Damit soll zugleich das Besoldungs- und Versorgungsniveau in gleichmäßigen Schritten von durchschnittlich 0,2 vom Hundert abgesenkt werden.
(2) In der Zeit vom 1.
Januar 1999 bis zum 31. Dezember 2017 werden die Anpassungen der
Besoldung nach § 14 gemäß Absatz 1 Satz 2 vermindert.
Der Unterschiedsbetrag gegenüber der nicht nach Satz 1 verminderten Anpassung wird den Sondervermögen zugeführt. Die Mittel der Sondervermögen dürfen nur zur Finanzierung von Versorgungsausgaben verwendet werden.
(2a) Abweichend von
Absatz 2 werden die auf den 31. Dezember 2002 folgenden acht
allgemeinen Anpassungen der Besoldung nicht vermindert.

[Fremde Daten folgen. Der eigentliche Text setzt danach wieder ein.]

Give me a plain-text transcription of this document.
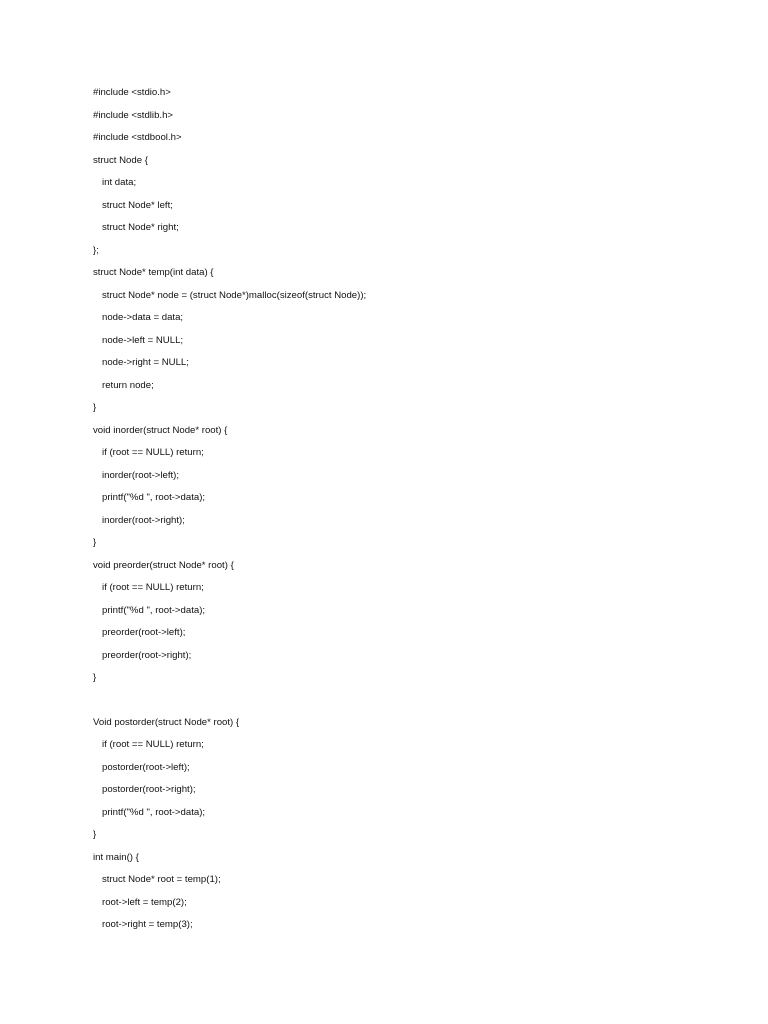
#include <stdio.h>
#include <stdlib.h>
#include <stdbool.h>
struct Node {
int data;
struct Node* left;
struct Node* right;
};
struct Node* temp(int data) {
struct Node* node = (struct Node*)malloc(sizeof(struct Node));
node->data = data;
node->left = NULL;
node->right = NULL;
return node;
}
void inorder(struct Node* root) {
if (root == NULL) return;
inorder(root->left);
printf("%d ", root->data);
inorder(root->right);
}
void preorder(struct Node* root) {
if (root == NULL) return;
printf("%d ", root->data);
preorder(root->left);
preorder(root->right);
}
Void postorder(struct Node* root) {
if (root == NULL) return;
postorder(root->left);
postorder(root->right);
printf("%d ", root->data);
}
int main() {
struct Node* root = temp(1);
root->left = temp(2);
root->right = temp(3);
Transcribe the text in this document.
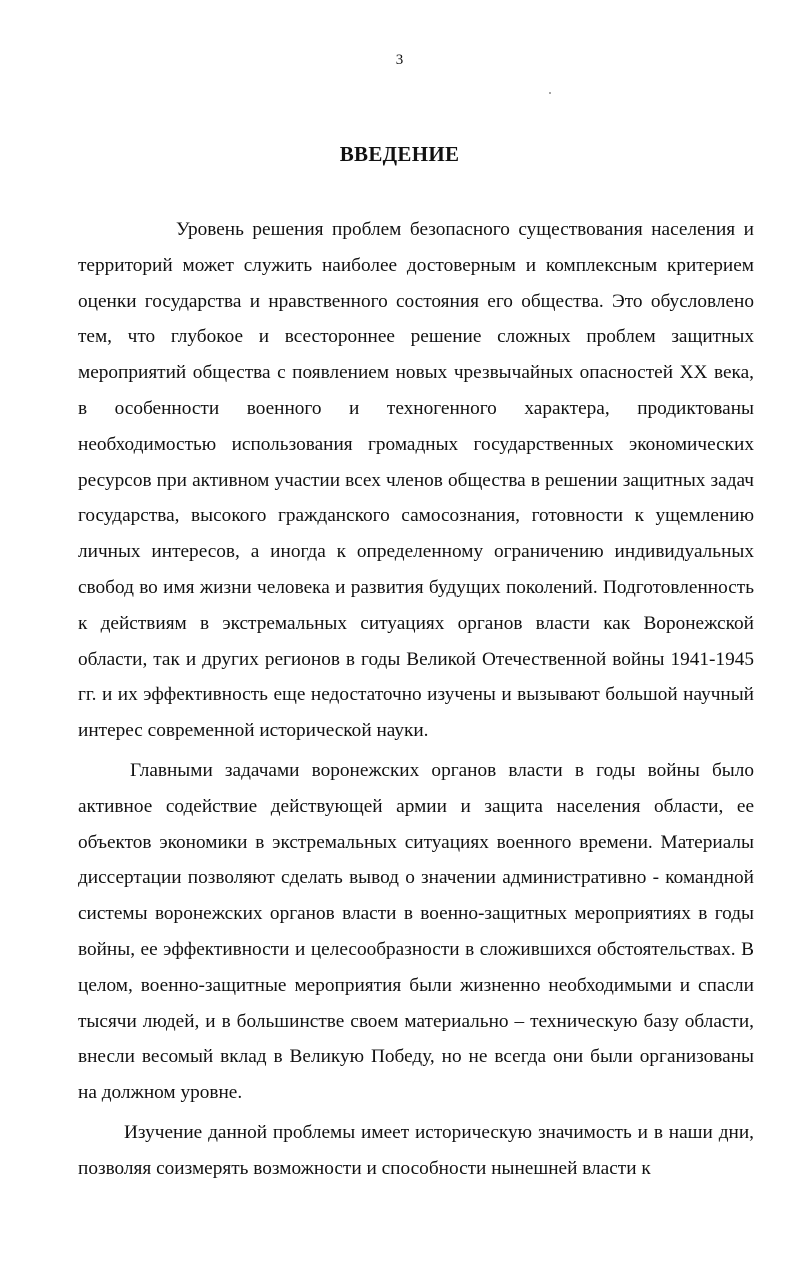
3
ВВЕДЕНИЕ

Уровень решения проблем безопасного существования населения и территорий может служить наиболее достоверным и комплексным критерием оценки государства и нравственного состояния его общества. Это обусловлено тем, что глубокое и всестороннее решение сложных проблем защитных мероприятий общества с появлением новых чрезвычайных опасностей XX века, в особенности военного и техногенного характера, продиктованы необходимостью использования громадных государственных экономических ресурсов при активном участии всех членов общества в решении защитных задач государства, высокого гражданского самосознания, готовности к ущемлению личных интересов, а иногда к определенному ограничению индивидуальных свобод во имя жизни человека и развития будущих поколений. Подготовленность к действиям в экстремальных ситуациях органов власти как Воронежской области, так и других регионов в годы Великой Отечественной войны 1941-1945 гг. и их эффективность еще недостаточно изучены и вызывают большой научный интерес современной исторической науки.

Главными задачами воронежских органов власти в годы войны было активное содействие действующей армии и защита населения области, ее объектов экономики в экстремальных ситуациях военного времени. Материалы диссертации позволяют сделать вывод о значении административно - командной системы воронежских органов власти в военно-защитных мероприятиях в годы войны, ее эффективности и целесообразности в сложившихся обстоятельствах. В целом, военно-защитные мероприятия были жизненно необходимыми и спасли тысячи людей, и в большинстве своем материально – техническую базу области, внесли весомый вклад в Великую Победу, но не всегда они были организованы на должном уровне.

Изучение данной проблемы имеет историческую значимость и в наши дни, позволяя соизмерять возможности и способности нынешней власти к
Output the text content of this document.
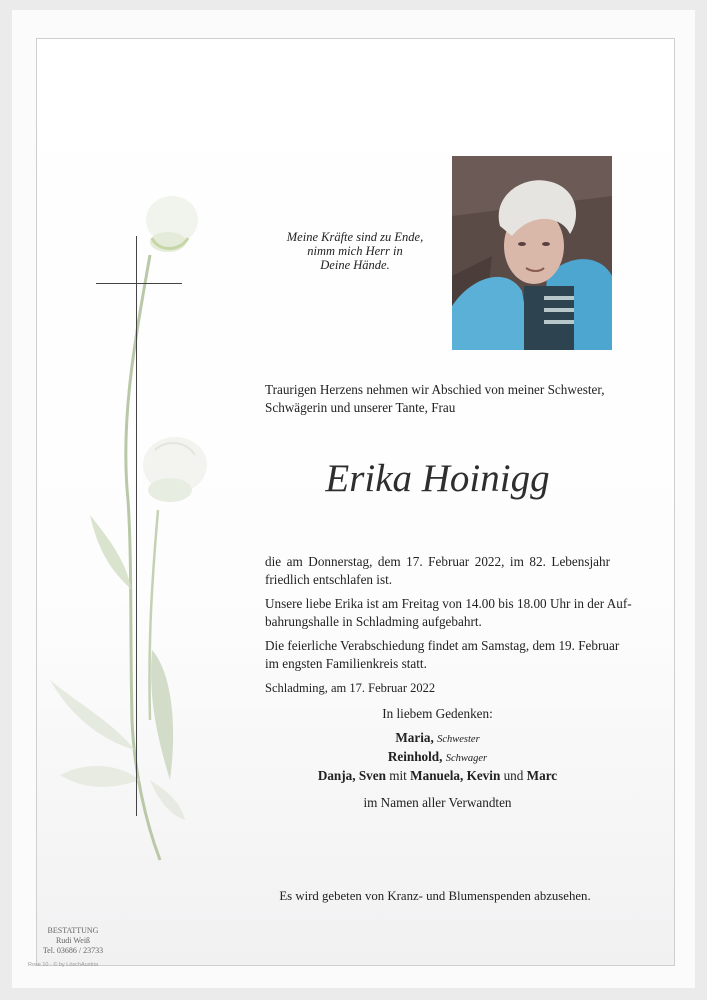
Meine Kräfte sind zu Ende,
nimm mich Herr in
Deine Hände.
Traurigen Herzens nehmen wir Abschied von meiner Schwester,
Schwägerin und unserer Tante, Frau
Erika Hoinigg
die am Donnerstag, dem 17. Februar 2022, im 82. Lebensjahr
friedlich entschlafen ist.
Unsere liebe Erika ist am Freitag von 14.00 bis 18.00 Uhr in der Auf-
bahrungshalle in Schladming aufgebahrt.
Die feierliche Verabschiedung findet am Samstag, dem 19. Februar
im engsten Familienkreis statt.
Schladming, am 17. Februar 2022
In liebem Gedenken:
Maria, Schwester
Reinhold, Schwager
Danja, Sven mit Manuela, Kevin und Marc
im Namen aller Verwandten
Es wird gebeten von Kranz- und Blumenspenden abzusehen.
BESTATTUNG
Rudi Weiß
Tel. 03686 / 23733
Rose 10 · © by LöschAustria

Die auf vorangegangenen Anpassungen beruhenden weiteren Zuführungen an die Versorgungsrücklagen bleiben unberührt.
(3) Den
Versorgungsrücklagen werden im Zeitraum nach Absatz 2 Satz 1
zusätzlich 50 vom Hundert der Verminderung der Versorgungsausgaben
durch das Versorgungsänderungsgesetz 2001 vom 20. Dezember 2001 (BGBl.
I S. 3926) zugeführt.
(4) Das Nähere wird
durch Gesetz geregelt.
Dabei können insbesondere Bestimmungen über Verwaltung und Anlage der Sondervermögen getroffen werden.
(5) Die Wirkungen der
Versorgungsrücklagen sind unter Berücksichtigung der allgemeinen
Entwicklung der Alterssicherungssysteme und der Situation in den
öffentlich-rechtlichen Versorgungssystemen sowie der Entwicklung der
allgemeinen wirtschaftlichen und finanziellen Verhältnisse vor
Ablauf des in Absatz 2a genannten Zeitraums zu prüfen.